Most of us could use more fibre in our daily diets. There are many benefits to ensuring you are taking in enough of it. Read Dr. Ludovic Brunel’s great explanation of the importance of Dietary Fibre.
Dietary fibre is one of those underutilized nutrients that has clearly established health benefits. Increasing dietary fibre is an effective strategy to regulate bowel function, prevent constipation, reduce the risk of developing colon cancer, treat irritable bowel syndrome, and avoid hypertension and hemorrhoids.[i],[ii],[iii],[iv]
North American diets are poor in terms of their dietary fibre content. The inclusion of an ever increasing amount of refined foods has led to a significant reduction in dietary fibre intake. Most Canadians are getting less than half the fibre they should be getting. The average dietary fibre intake in Canada is roughly 14 grams per day and the recommendation is for people to consume 21 to 38 grams of fibre daily.
Dietary fibre is critically important for digestion. Dietary fibre affects the content in the gastrointestinal tract which leads to important changes that affect digestion. Far too often, patients struggling with poor digestion overlook the importance of fibre for a healthy gut flora and normal absorption.

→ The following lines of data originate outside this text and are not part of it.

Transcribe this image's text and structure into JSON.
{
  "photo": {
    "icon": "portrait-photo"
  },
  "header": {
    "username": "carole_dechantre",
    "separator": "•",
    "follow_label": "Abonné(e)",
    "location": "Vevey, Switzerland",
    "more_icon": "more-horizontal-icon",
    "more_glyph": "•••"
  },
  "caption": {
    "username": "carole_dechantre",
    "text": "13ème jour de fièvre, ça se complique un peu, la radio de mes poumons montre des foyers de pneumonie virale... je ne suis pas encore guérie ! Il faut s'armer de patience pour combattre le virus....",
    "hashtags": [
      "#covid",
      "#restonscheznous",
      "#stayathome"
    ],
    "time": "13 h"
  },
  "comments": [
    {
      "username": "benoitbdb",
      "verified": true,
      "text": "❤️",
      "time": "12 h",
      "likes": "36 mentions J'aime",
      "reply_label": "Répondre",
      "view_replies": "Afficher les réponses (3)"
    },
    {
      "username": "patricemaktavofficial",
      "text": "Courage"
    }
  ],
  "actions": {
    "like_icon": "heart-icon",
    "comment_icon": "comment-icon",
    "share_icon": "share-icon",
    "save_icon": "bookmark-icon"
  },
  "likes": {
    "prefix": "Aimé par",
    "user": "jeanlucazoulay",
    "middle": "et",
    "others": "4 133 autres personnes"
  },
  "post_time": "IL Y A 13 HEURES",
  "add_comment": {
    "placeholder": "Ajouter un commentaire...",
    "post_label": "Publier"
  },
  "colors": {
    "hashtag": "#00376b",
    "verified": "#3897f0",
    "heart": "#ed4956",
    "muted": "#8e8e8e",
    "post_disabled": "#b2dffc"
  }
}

More fibre also helps to bind to bile acids which promotes the elimination of cholesterol. Fibre also slows down the absorption of sugar and reduces the risk of developing diabetes. Eating more fibre leads to greater feelings of satiety. This makes fibre a valuable tool for the maintenance of a healthy body weight. Studies show that those who consume more fibre are much less likely to become obese.[v]
Of all the dietary supplements available, dietary fibre probably has some of the best research for the prevention of obesity, heart disease and diabetes, as well as colorectal cancer. These conditions have reached endemic proportions in the developed world. Given that very few Canadians getsufficient fibre from their diet, most of us would greatly benefit from supplementation.
[i] McRorie J, Kesler J, Bishop L, et al. Effects of wheat bran and Olestra on objective measures of stool and subjective reports of GI symptoms. Am J Gastroenterol 2000;95:1244-52.
[ii] Jensen SL, Harling H, Tange G, et al. Maintenance bran therapy for prevention of symptoms after rubber band ligation of third-degree haemorrhoids. Acta Chir Scand 1988;154:395-98.
[iii] Parisi GC, Zilli M, Miani MP, et al. High-fiber diet supplementation in patients with irritable bowel syndrome (IBS): a multicenter, randomized, open trial comparison between wheat bran diet and partially hydrolyzed guar gum (PHGG). Dig Dis Sci 2002;47:1697-704..
[iv] Van Horn L. Fiber, lipids, and coronary heart disease. A statement for healthcare professionals from the Nutr Committee, Am Heart Assn. Circulation 1997;95:2701-4.